Cocking, on the other hand, is more optimistic about the 2030 targets. “It’s not unachievable but it won’t happen overnight. If you throw enough money at something then you can do almost anything.”
New incentives favoured
Both Cocking and Barnetson are in favour of a new recycling incentive; Barnetson, in particular, says that the EU as a whole needs to make better use of its resources. But he also highlights one of the main dilemmas on behalf of the paper packaging industry.
“We are very conscious of the quality of materials we use and this is something we won’t compromise on,” says Barnetson. “You can almost go too far with recycling and it can become more costly and less beneficial to the environment. It’s about achieving this in an environmentally sensible way.”
Sarah Plant, public and industrial affairs manager for the British Plastics Federation reinforces this idea. “Switching to an output based calculation for recycling plants while simultaneously increasing targets will drive the focus even further away from quality to quantity, the likely result being an increase in exports of waste, an unwelcome prospect for proponents of a circular economy,” she says.

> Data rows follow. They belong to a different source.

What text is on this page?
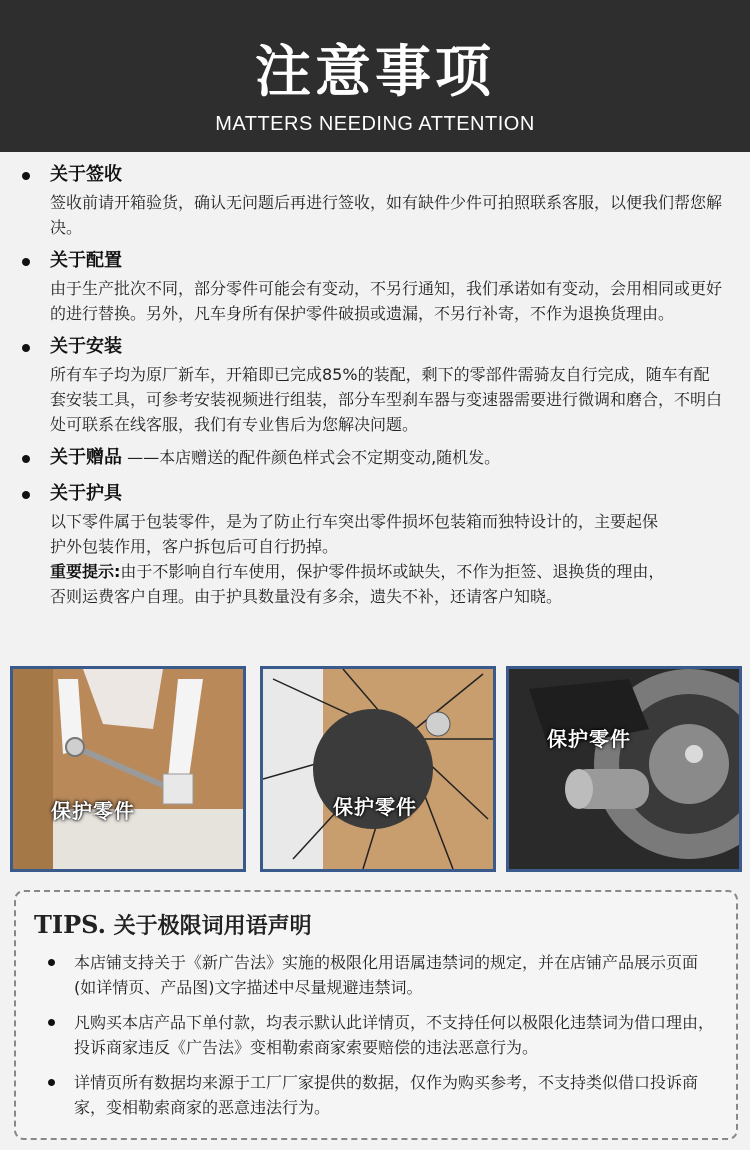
注意事项
MATTERS NEEDING ATTENTION
关于签收
签收前请开箱验货，确认无问题后再进行签收，如有缺件少件可拍照联系客服，以便我们帮您解决。
关于配置
由于生产批次不同，部分零件可能会有变动，不另行通知，我们承诺如有变动，会用相同或更好的进行替换。另外，凡车身所有保护零件破损或遗漏，不另行补寄，不作为退换货理由。
关于安装
所有车子均为原厂新车，开箱即已完成85%的装配，剩下的零部件需骑友自行完成，随车有配套安装工具，可参考安装视频进行组装，部分车型刹车器与变速器需要进行微调和磨合，不明白处可联系在线客服，我们有专业售后为您解决问题。
关于赠品 ——本店赠送的配件颜色样式会不定期变动,随机发。
关于护具
以下零件属于包装零件，是为了防止行车突出零件损坏包装箱而独特设计的，主要起保护外包装作用，客户拆包后可自行扔掉。
重要提示:由于不影响自行车使用，保护零件损坏或缺失，不作为拒签、退换货的理由，否则运费客户自理。由于护具数量没有多余，遗失不补，还请客户知晓。
保护零件	保护零件
保护零件
TIPS. 关于极限词用语声明
本店铺支持关于《新广告法》实施的极限化用语属违禁词的规定，并在店铺产品展示页面(如详情页、产品图)文字描述中尽量规避违禁词。
凡购买本店产品下单付款，均表示默认此详情页，不支持任何以极限化违禁词为借口理由，投诉商家违反《广告法》变相勒索商家索要赔偿的违法恶意行为。
详情页所有数据均来源于工厂厂家提供的数据，仅作为购买参考，不支持类似借口投诉商家，变相勒索商家的恶意违法行为。
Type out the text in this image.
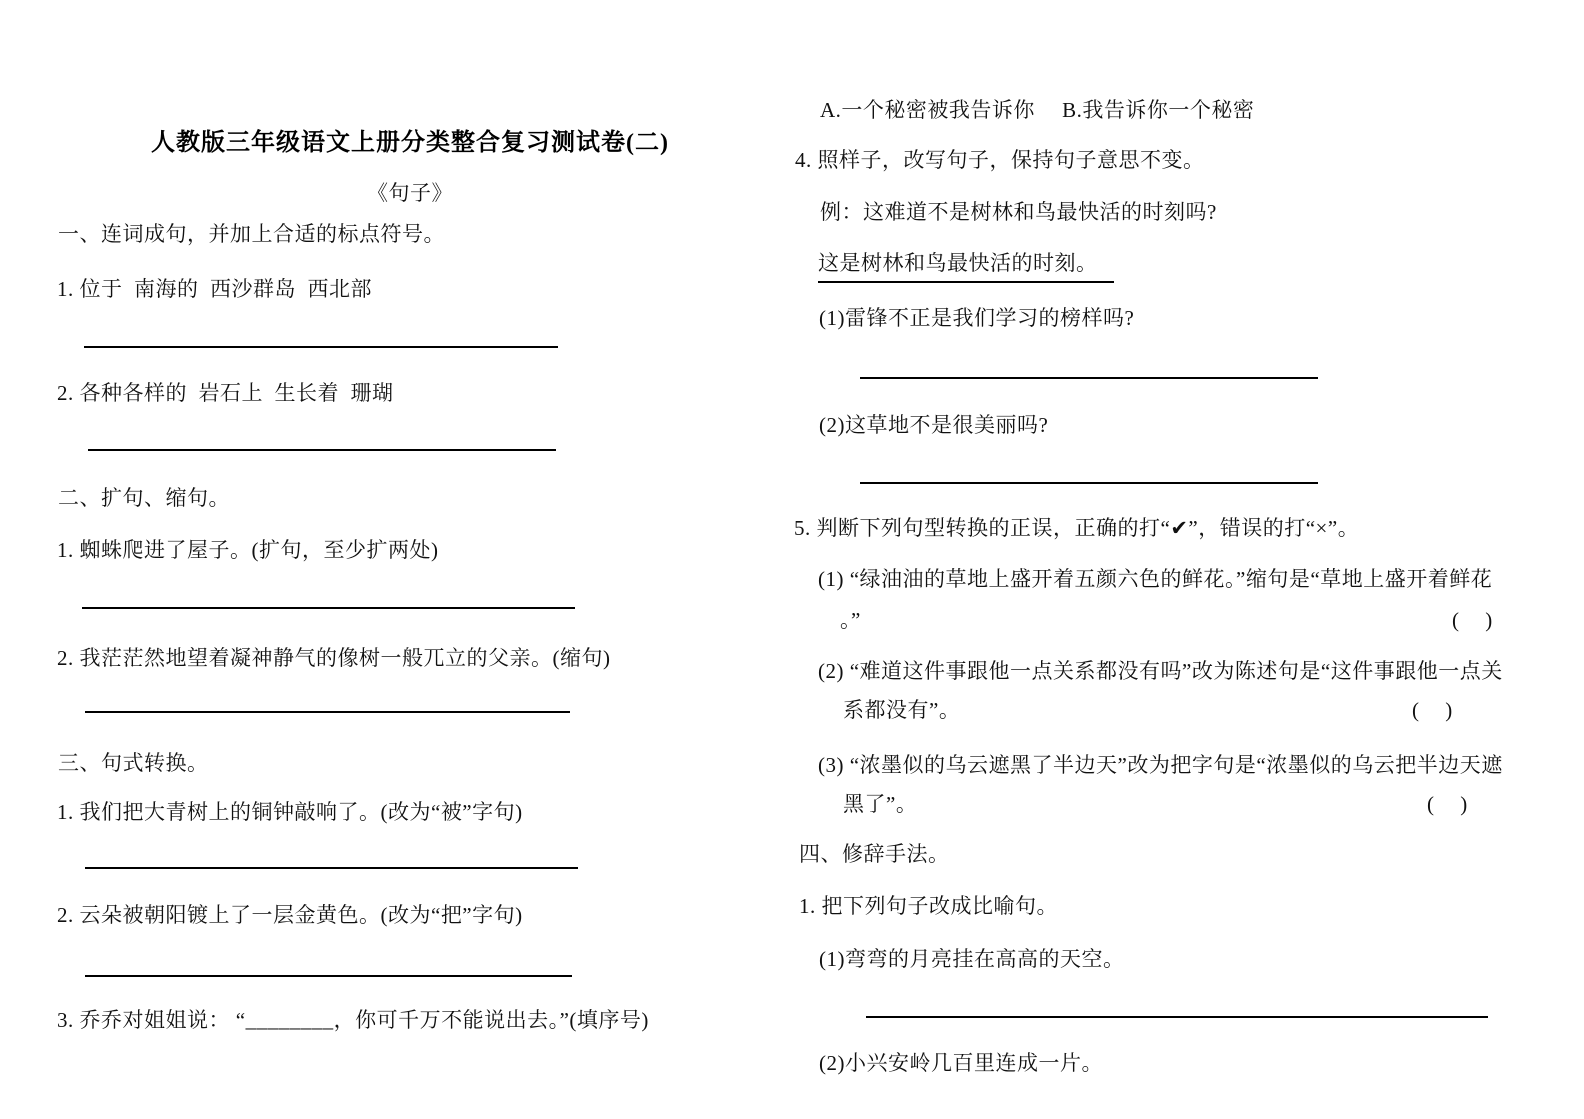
人教版三年级语文上册分类整合复习测试卷(二)
《句子》
一、连词成句，并加上合适的标点符号。
1. 位于  南海的  西沙群岛  西北部
2. 各种各样的  岩石上  生长着  珊瑚
二、扩句、缩句。
1. 蜘蛛爬进了屋子。(扩句，至少扩两处)
2. 我茫茫然地望着凝神静气的像树一般兀立的父亲。(缩句)
三、句式转换。
1. 我们把大青树上的铜钟敲响了。(改为“被”字句)
2. 云朵被朝阳镀上了一层金黄色。(改为“把”字句)
3. 乔乔对姐姐说： “________，你可千万不能说出去。”(填序号)
A.一个秘密被我告诉你　 B.我告诉你一个秘密
4. 照样子，改写句子，保持句子意思不变。
例：这难道不是树林和鸟最快活的时刻吗?
这是树林和鸟最快活的时刻。
(1)雷锋不正是我们学习的榜样吗?
(2)这草地不是很美丽吗?
5. 判断下列句型转换的正误，正确的打“✔”，错误的打“×”。
(1) “绿油油的草地上盛开着五颜六色的鲜花。”缩句是“草地上盛开着鲜花
。”	(　 )
(2) “难道这件事跟他一点关系都没有吗”改为陈述句是“这件事跟他一点关
系都没有”。	(　 )
(3) “浓墨似的乌云遮黑了半边天”改为把字句是“浓墨似的乌云把半边天遮
黑了”。	(　 )
四、修辞手法。
1. 把下列句子改成比喻句。
(1)弯弯的月亮挂在高高的天空。
(2)小兴安岭几百里连成一片。
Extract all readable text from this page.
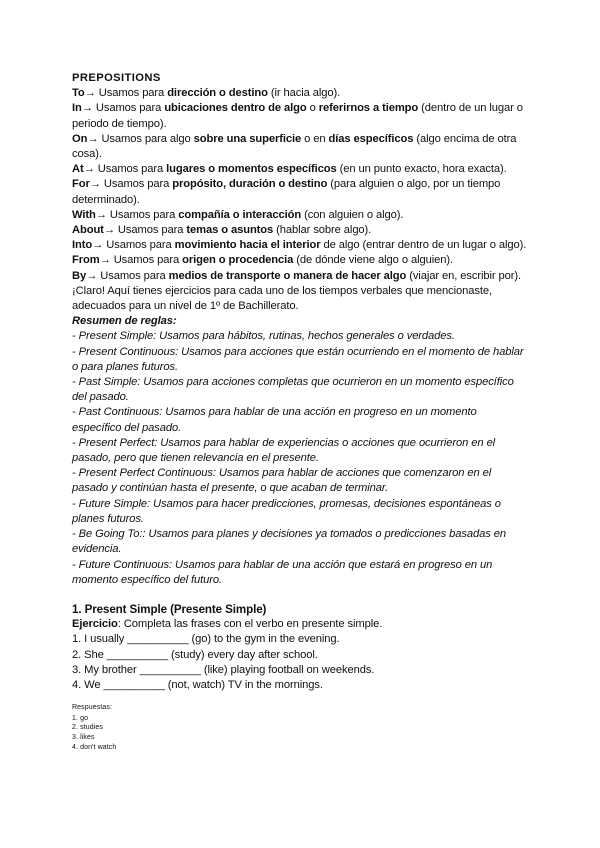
PREPOSITIONS
To→ Usamos para dirección o destino (ir hacia algo).
In→ Usamos para ubicaciones dentro de algo o referirnos a tiempo (dentro de un lugar o periodo de tiempo).
On→ Usamos para algo sobre una superficie o en días específicos (algo encima de otra cosa).
At→ Usamos para lugares o momentos específicos (en un punto exacto, hora exacta).
For→ Usamos para propósito, duración o destino (para alguien o algo, por un tiempo determinado).
With→ Usamos para compañía o interacción (con alguien o algo).
About→ Usamos para temas o asuntos (hablar sobre algo).
Into→ Usamos para movimiento hacia el interior de algo (entrar dentro de un lugar o algo).
From→ Usamos para origen o procedencia (de dónde viene algo o alguien).
By→ Usamos para medios de transporte o manera de hacer algo (viajar en, escribir por).
¡Claro! Aquí tienes ejercicios para cada uno de los tiempos verbales que mencionaste, adecuados para un nivel de 1º de Bachillerato.
Resumen de reglas:
- Present Simple: Usamos para hábitos, rutinas, hechos generales o verdades.
- Present Continuous: Usamos para acciones que están ocurriendo en el momento de hablar o para planes futuros.
- Past Simple: Usamos para acciones completas que ocurrieron en un momento específico del pasado.
- Past Continuous: Usamos para hablar de una acción en progreso en un momento específico del pasado.
- Present Perfect: Usamos para hablar de experiencias o acciones que ocurrieron en el pasado, pero que tienen relevancia en el presente.
- Present Perfect Continuous: Usamos para hablar de acciones que comenzaron en el pasado y continúan hasta el presente, o que acaban de terminar.
- Future Simple: Usamos para hacer predicciones, promesas, decisiones espontáneas o planes futuros.
- Be Going To:: Usamos para planes y decisiones ya tomados o predicciones basadas en evidencia.
- Future Continuous: Usamos para hablar de una acción que estará en progreso en un momento específico del futuro.
1. Present Simple (Presente Simple)
Ejercicio: Completa las frases con el verbo en presente simple.
1. I usually __________ (go) to the gym in the evening.
2. She __________ (study) every day after school.
3. My brother __________ (like) playing football on weekends.
4. We __________ (not, watch) TV in the mornings.
Respuestas:
1. go
2. studies
3. likes
4. don't watch
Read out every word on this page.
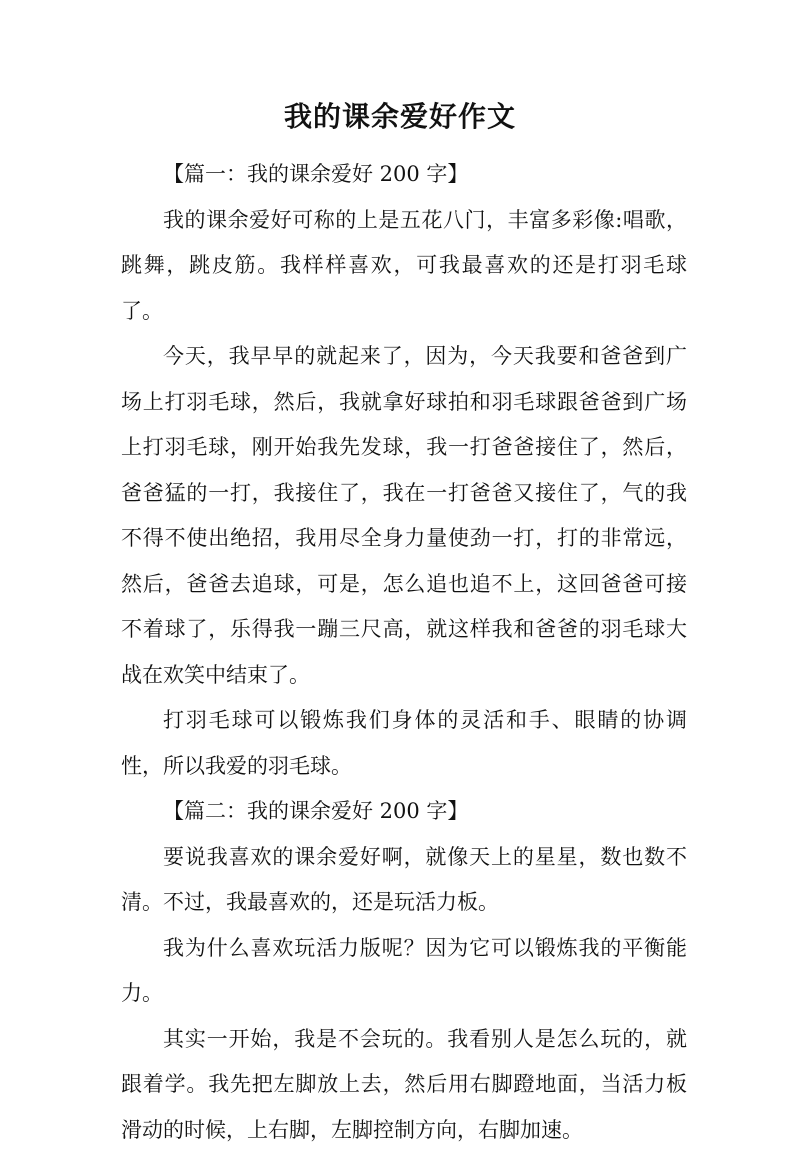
我的课余爱好作文

【篇一：我的课余爱好 200 字】

我的课余爱好可称的上是五花八门，丰富多彩像:唱歌，跳舞，跳皮筋。我样样喜欢，可我最喜欢的还是打羽毛球了。

今天，我早早的就起来了，因为，今天我要和爸爸到广场上打羽毛球，然后，我就拿好球拍和羽毛球跟爸爸到广场上打羽毛球，刚开始我先发球，我一打爸爸接住了，然后，爸爸猛的一打，我接住了，我在一打爸爸又接住了，气的我不得不使出绝招，我用尽全身力量使劲一打，打的非常远，然后，爸爸去追球，可是，怎么追也追不上，这回爸爸可接不着球了，乐得我一蹦三尺高，就这样我和爸爸的羽毛球大战在欢笑中结束了。

打羽毛球可以锻炼我们身体的灵活和手、眼睛的协调性，所以我爱的羽毛球。

【篇二：我的课余爱好 200 字】

要说我喜欢的课余爱好啊，就像天上的星星，数也数不清。不过，我最喜欢的，还是玩活力板。

我为什么喜欢玩活力版呢？因为它可以锻炼我的平衡能力。

其实一开始，我是不会玩的。我看别人是怎么玩的，就跟着学。我先把左脚放上去，然后用右脚蹬地面，当活力板滑动的时候，上右脚，左脚控制方向，右脚加速。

While some have a more positive outlook on these targets, the general consensus is that the figures are too high. Fortunately, these targets are still in the proposal stage. With Defra lobbying these decisions on behalf of the packaging industry, there is still plenty of time for things to change as it could be 2016 before the levels can be agreed upon and finalised. Expect more debate and discussion over the coming months and years.